ミラのベッドには枕の跡がまだ少し残っていた。半年間、ミラの頭が沈んでいた場所。シーツにしわが寄っている。ミラは寝相が悪くて、毎朝シーツがぐちゃぐちゃだった。そのぐちゃぐちゃが、もうここには来ない。
「ルチア、どっちがいい」
「窓側。リーネは壁側でしょ」
わかっている。わたしが壁際じゃないと落ち着かないことを、聞かれてもいないのに知っている。半年間、別の部屋にいたのに、知っている。いつ気づいたんだろう。食堂で壁際の席を選ぶのを見て、ここでもそうだろうと思ったのかもしれない。
ルチアが棚に荷物を並べていく。文具を揃えて、教科書を積んで、引き出しに手紙をしまう。丁寧で、ゆっくりした動き。封蝋つきの手紙を引き出しの奥にそっと入れるとき、少しだけ手が止まった。中身は知らない。家族からの手紙だろう。ルチアには、手紙を書けば返事が来る場所がある。
わたしが包みを棚に押し込んで十秒で終わりにしたのとは、何もかも違う。
壁の向こうから、ミラの声が聞こえた。
「ナタル、シャンプーどっち使う? わたし花のやつが好きなんだけど」
入学初日にわたしにもしてくれた質問だ。
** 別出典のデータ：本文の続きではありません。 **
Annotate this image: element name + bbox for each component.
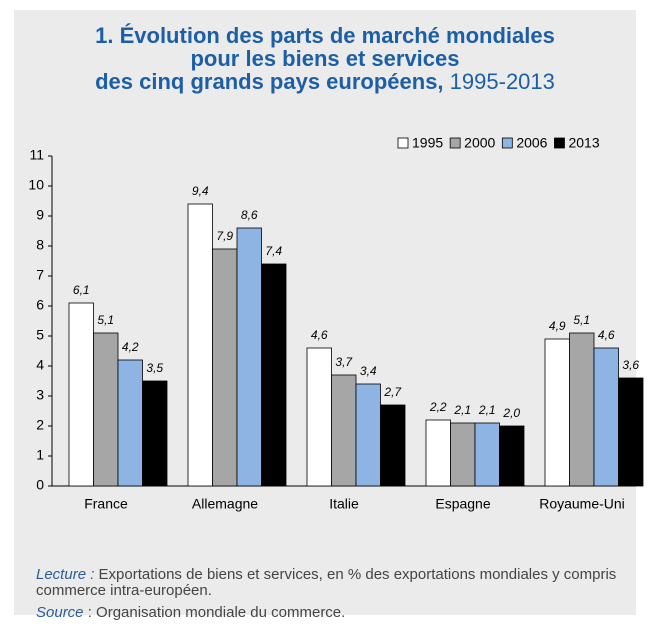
bar xyxy=(380,404,406,487)
bar xyxy=(117,359,143,487)
note: Source : Organisation mondiale du commer… xyxy=(36,605,620,621)
bar xyxy=(261,263,287,487)
y-tick-label: 7 xyxy=(36,267,44,283)
y-tick-label: 5 xyxy=(36,327,44,343)
bar xyxy=(474,422,500,487)
x-tick-label: France xyxy=(84,496,128,512)
note-label: Lecture : xyxy=(36,566,95,583)
note-text: Exportations de biens et services, en % … xyxy=(36,566,617,599)
title-line: pour les biens et services xyxy=(190,46,460,71)
y-tick-label: 6 xyxy=(36,297,44,313)
legend-swatch xyxy=(554,137,565,149)
legend-swatch xyxy=(449,137,461,149)
y-tick-label: 11 xyxy=(29,147,44,163)
bar xyxy=(450,422,476,487)
title-line: des cinq grands pays européens, xyxy=(95,69,444,94)
value-label: 4,2 xyxy=(122,340,139,354)
x-tick-label: Allemagne xyxy=(192,496,258,512)
note-label: Source xyxy=(36,604,84,621)
y-tick-label: 1 xyxy=(36,447,44,463)
y-tick-label: 2 xyxy=(36,417,44,433)
bar xyxy=(236,227,262,487)
value-label: 5,1 xyxy=(97,313,114,327)
value-label: 6,1 xyxy=(73,283,90,297)
bar xyxy=(306,347,332,487)
y-tick-label: 3 xyxy=(36,387,44,403)
chart-title: 1. Évolution des parts de marché mondial… xyxy=(14,24,636,93)
value-label: 8,6 xyxy=(241,208,258,222)
note: Lecture : Exportations de biens et servi… xyxy=(36,567,620,599)
legend-label: 2000 xyxy=(464,135,495,151)
value-label: 2,0 xyxy=(502,406,520,420)
bar xyxy=(212,248,238,487)
title-line: 1. Évolution des parts de marché mondial… xyxy=(95,23,555,48)
bar xyxy=(93,332,119,487)
value-label: 4,6 xyxy=(311,328,328,342)
note-text: : Organisation mondiale du commerce. xyxy=(83,604,346,621)
bar xyxy=(499,425,525,487)
legend-label: 1995 xyxy=(412,135,443,151)
bar xyxy=(142,380,168,487)
bar xyxy=(618,377,644,487)
subtitle: 1995-2013 xyxy=(449,69,555,94)
legend-label: 2013 xyxy=(568,135,599,151)
value-label: 5,1 xyxy=(573,313,590,327)
value-label: 9,4 xyxy=(192,184,209,198)
value-label: 3,7 xyxy=(335,355,353,369)
value-label: 4,6 xyxy=(598,328,615,342)
value-label: 2,7 xyxy=(383,385,402,399)
value-label: 4,9 xyxy=(549,319,566,333)
bar xyxy=(544,338,570,487)
legend-label: 2006 xyxy=(516,135,547,151)
y-tick-label: 8 xyxy=(36,237,44,253)
x-tick-label: Italie xyxy=(329,496,359,512)
value-label: 3,6 xyxy=(622,358,639,372)
value-label: 2,1 xyxy=(453,403,471,417)
y-tick-label: 4 xyxy=(36,357,44,373)
bar xyxy=(425,419,451,487)
value-label: 2,2 xyxy=(429,400,447,414)
bar xyxy=(569,332,595,487)
value-label: 3,4 xyxy=(360,364,377,378)
y-tick-label: 9 xyxy=(36,207,44,223)
bar xyxy=(331,374,357,487)
value-label: 7,9 xyxy=(216,229,233,243)
legend-swatch xyxy=(501,137,513,149)
y-tick-label: 0 xyxy=(36,477,44,493)
bar xyxy=(593,347,619,487)
value-label: 2,1 xyxy=(478,403,496,417)
bar xyxy=(68,302,94,487)
x-tick-label: Espagne xyxy=(435,496,490,512)
legend-swatch xyxy=(397,137,409,149)
value-label: 7,4 xyxy=(265,244,282,258)
value-label: 3,5 xyxy=(146,361,163,375)
notes: Lecture : Exportations de biens et servi… xyxy=(36,567,620,627)
y-tick-label: 10 xyxy=(28,177,44,193)
chart-panel xyxy=(14,10,636,615)
x-tick-label: Royaume-Uni xyxy=(539,496,625,512)
bar xyxy=(187,203,213,487)
bar xyxy=(355,383,381,487)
ミラは新しいルームメイトに、同じことを聞いている。
ナタルが何と答えたかは聞こえなかった。でもミラの声のあとに長い沈黙があって、沈黙のあとにミラがまた何か話しかけている。怖いと言いながら、シャンプーの話をしている。怖さを抱えたまま、いつもの話を続けている。
「ミラ、すごいね」
ルチアが小さく言った。わたしも同じことを思っていた。
壁際のベッドに座った。窓から夕方の光が入って、ルチアの栗色の髪が少し明るく見える。この部屋にミラの匂いがまだ残っている。花のシャンプーの匂い。数日で消えるだろう。代わりに、ルチアの匂いが来る。どんな匂いかは、まだ知らない。
消灯の鐘が鳴った。
ルチアが窓の留め金を確かめた。わたしがやる前に。振り返って、「閉めたよ」と言った。何も言わなくても窓の確認をしてくれたことに、少しだけ胸が詰まった。
「おやすみ」とルチアが言った。
「おやすみ」と返した。
灯りが消える。暗い部屋。窓の外を確認する。出口、木立の位置、飛び降りた場合の着地点。いつもの癖。やめようと思ってもやめられない。ルチアは窓側のベッドで、もう静かにしている。
暗闇の中で、少しだけ耳を澄ませた。
ミラの寝息は二分で始まる、規則正しい呼吸だった。落ちるのが速くて、一度落ちたら朝まで揺るがない。半年間、隣で聞いてきた。あの呼吸がないのは、少しだけ変な感じがする。
ルチアの呼吸はもう少し浅くて、長い。まだ眠れていない。慣れない部屋だからだろう。わたしと同じで、まだ起きている。
壁向こうの部屋から、音は聞こえない。ミラはもう寝たのか。ナタルは眠れているのか。今夜、叫ばないといい。叫んでも、ミラが隣にいる。ミラは怖がるだろうけど、隣にいる。
やがてルチアの呼吸が深くなった。眠りに落ちたのがわかる。わたしより先に。
それでいい。先に眠ってくれた方が、わたしは楽だ。ミラもいつもそうだった。先に寝てくれて、わたしは安心して眠れないまま天井を見ていた。
隣にいる人が変わった。
ミラは何も知らないまま隣にいてくれた。聞かないことを選んで、寝たふりをして、朝には席を取って待っていた。ルチアは何かを知ろうとして隣に来た。目を赤くして廊下に立って、うるさくていいよと言って、ここにいる。
目を閉じる。ルチアの寝息が聞こえる。ミラの寝息とは違う呼吸。
この呼吸で眠れるかは、わからない。でも聞こえている。
翌朝。教室に入ると、マーレンがこちらを見ていた。
何か言いかけて、口を閉じた。いつもの硬い目ではなかった。もっと別の何かだった。
左からミラが「おはよう、リーネちゃん。昨日よく眠れた?」と聞いてくる。
「まあまあ」
嘘だ。眠れなかった。でもルチアの寝息は聞こえた。隣にルチアが座る。いつもの朝が始まる。
マーレンは窓の方を向いていた。
名前のつかない目で、わたしを見ていた。